Martin Croteau Martin Croteau
La Presse

Le ministre délégué à la Santé, Lionel Carmant, a proposé un règlement qui impose des balises strictes à la commercialisation des produits du cannabis comestibles.

La vente de marijuana et d’huile est légale depuis neuf mois au Canada. Mais les produits dérivés comme les friandises, boissons, crèmes pour la peau et le haschich sont toujours illégaux jusqu’en octobre. Ottawa s’attend à ce que ces produits apparaissent graduellement sur le marché à compter de décembre.

Le gouvernement Legault n’a jamais caché sa réticence face à la légalisation de la substance. Il a promis d’imposer des balises à ce nouveau marché.

Protéger les enfants

C’est précisément ce que fait le ministre Carmant dans le projet de règlement publié mercredi.

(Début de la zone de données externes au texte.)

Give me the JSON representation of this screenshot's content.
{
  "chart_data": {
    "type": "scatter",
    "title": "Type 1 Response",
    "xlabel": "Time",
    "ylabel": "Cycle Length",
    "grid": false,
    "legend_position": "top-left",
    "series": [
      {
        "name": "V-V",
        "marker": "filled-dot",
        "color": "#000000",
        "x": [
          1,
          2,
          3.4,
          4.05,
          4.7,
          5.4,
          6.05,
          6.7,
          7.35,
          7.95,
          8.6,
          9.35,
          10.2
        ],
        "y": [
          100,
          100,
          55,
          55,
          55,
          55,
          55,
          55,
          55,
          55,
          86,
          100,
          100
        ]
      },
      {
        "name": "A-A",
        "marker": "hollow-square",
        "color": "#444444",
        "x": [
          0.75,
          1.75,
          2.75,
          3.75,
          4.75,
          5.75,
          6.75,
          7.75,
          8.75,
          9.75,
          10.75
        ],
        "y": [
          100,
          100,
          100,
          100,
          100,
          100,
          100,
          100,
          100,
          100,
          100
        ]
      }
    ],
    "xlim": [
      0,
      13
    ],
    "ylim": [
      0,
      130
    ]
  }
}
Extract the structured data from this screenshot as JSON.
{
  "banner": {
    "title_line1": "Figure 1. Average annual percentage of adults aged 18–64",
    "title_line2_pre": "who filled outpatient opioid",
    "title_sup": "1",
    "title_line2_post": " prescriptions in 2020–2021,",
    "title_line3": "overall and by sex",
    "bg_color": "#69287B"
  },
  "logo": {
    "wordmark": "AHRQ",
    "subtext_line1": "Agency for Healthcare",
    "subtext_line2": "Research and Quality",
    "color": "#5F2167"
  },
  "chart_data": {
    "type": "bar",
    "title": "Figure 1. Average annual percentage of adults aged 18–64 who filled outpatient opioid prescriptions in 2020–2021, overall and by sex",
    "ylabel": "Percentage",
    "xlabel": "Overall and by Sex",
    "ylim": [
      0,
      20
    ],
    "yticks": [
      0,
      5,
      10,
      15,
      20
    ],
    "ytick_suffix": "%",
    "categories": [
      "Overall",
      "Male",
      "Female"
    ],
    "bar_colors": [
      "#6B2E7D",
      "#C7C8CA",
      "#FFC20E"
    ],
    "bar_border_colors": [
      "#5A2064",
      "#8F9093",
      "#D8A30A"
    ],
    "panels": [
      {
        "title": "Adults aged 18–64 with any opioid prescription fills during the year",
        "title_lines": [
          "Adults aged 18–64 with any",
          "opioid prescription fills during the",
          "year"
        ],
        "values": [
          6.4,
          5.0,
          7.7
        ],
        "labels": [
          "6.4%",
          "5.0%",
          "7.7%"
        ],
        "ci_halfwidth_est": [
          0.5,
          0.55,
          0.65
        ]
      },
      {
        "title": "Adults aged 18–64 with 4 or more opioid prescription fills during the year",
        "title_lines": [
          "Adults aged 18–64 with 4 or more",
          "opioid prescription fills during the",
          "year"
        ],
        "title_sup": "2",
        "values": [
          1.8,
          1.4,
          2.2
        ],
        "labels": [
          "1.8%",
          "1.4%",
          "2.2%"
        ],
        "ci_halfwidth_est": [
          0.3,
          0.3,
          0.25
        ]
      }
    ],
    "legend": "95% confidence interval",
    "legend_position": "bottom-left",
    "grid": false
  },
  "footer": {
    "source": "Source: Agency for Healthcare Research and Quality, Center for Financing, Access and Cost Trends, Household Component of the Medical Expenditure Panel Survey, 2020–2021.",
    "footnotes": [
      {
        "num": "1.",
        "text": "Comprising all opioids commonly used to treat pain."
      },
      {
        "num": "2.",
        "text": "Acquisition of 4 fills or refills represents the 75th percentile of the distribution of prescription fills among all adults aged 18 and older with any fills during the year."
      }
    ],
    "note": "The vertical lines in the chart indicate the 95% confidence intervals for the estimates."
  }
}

Il dit vouloir empêcher la vente de produits susceptibles de plaire aux enfants, notamment pour réduire les risques d’intoxication involontaire.

«Cela nous permettra également de réduire l’initiation et la consommation de produits de cannabis en général, a dit le ministre dans un communiqué. C’est un cadre responsable qui limitera l’attractivité de cette substance chez les jeunes.»

Le projet de règlement a toutefois une portée beaucoup plus large, a-t-on confirmé à La Presse. En ciblant toute forme de «dessert», Québec se trouvera à interdire la vente de gâteaux, biscuits et autres pâtisseries, communément appelés «space cakes».

Quant au cannabis à usage topique, il restera interdit.

Québec n’empêchera pas les citoyens de cuisiner eux-mêmes des aliments contenant du cannabis. Mais il sera interdit pour des entreprises d’en vendre. Par exemple, un restaurant ne pourra proposer un plat contenant la substance sur sa carte.